Branding must now reflect what’s real, rather than what marketers can make us believe. Future-forward brands are already adapting to this shift by engaging with their customers via social media, maintaining honest and open quality standards of production, and creating an emphasis on starting a social conversation around ethical values. These brilliant marketing campaigns position brands as experts in their space/field who are also interested in serving their community, and the people who make up that community. There will always be brands that insist on selling “low-price,” but we now know that consumers will go out of their way, will pay a premium, and sometimes even sacrifice on features/services to remain loyal to brands they connect with. These brands will excel in the years of marketing to come, and have already started adapting to a new demographic of consumers with evolved buying patterns and brand-centric mentalities.

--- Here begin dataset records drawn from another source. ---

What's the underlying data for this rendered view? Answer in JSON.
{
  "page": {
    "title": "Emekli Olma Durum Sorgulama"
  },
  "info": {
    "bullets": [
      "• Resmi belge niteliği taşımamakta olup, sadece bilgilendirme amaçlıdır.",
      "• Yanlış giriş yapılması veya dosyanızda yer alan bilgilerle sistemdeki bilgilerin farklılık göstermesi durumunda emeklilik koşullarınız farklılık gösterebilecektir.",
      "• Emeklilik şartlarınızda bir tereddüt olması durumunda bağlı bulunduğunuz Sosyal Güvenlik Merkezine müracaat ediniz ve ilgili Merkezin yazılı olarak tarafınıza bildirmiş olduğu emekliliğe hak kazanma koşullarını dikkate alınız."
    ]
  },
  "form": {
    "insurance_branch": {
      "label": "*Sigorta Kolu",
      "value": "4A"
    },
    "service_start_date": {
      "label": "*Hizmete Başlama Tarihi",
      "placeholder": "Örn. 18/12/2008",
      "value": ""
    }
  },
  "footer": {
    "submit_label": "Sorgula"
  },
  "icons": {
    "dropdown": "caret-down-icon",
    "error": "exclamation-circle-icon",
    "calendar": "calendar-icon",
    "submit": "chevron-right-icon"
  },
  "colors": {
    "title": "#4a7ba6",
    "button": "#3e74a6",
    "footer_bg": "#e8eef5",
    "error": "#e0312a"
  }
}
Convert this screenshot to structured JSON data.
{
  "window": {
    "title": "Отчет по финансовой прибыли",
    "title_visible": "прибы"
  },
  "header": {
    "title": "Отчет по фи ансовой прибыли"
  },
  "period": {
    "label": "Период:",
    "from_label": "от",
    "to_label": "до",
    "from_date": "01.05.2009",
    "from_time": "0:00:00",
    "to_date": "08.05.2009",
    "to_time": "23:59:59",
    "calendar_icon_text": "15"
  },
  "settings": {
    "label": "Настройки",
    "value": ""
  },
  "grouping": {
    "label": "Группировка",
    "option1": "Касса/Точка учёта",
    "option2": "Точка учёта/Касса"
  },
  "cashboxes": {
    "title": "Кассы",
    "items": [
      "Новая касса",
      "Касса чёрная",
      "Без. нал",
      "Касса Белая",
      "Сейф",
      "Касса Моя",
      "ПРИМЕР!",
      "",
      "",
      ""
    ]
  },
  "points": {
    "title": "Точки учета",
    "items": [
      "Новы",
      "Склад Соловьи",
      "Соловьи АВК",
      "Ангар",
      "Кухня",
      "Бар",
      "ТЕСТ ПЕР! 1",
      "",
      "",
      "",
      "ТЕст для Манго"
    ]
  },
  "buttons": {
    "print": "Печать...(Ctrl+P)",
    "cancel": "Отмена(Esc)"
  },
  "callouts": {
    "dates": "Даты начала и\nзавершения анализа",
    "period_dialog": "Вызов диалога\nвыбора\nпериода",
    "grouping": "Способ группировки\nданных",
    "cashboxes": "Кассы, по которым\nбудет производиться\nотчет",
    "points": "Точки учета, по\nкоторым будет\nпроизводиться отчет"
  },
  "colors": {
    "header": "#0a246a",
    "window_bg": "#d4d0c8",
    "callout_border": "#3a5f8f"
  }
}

Engaging with consumers through free, unconventional, and creative marketing campaigns will grow your brand awareness, and position your brand as an outlier in a time that is honoring real innovators more than ever before.

Some wise brands are already adapting to this shift by engaging with their customers via social media, maintaining honest and open quality standards of production, and creating an emphasis on starting a social conversation with ethical values, rather than squeezing your wallet. These are brilliant marketing campaigns that position brands as experts in their community who are interested in serving their community, and the people who make up that community. These are the brands that will excel in the years of marketing to come. If you find that you’re still pursuing the world of “Affluence” marketing… it is time to rethink those aged strategies and adapt to a new base of consumers with highly evolved behavior patterns and brand mentalities.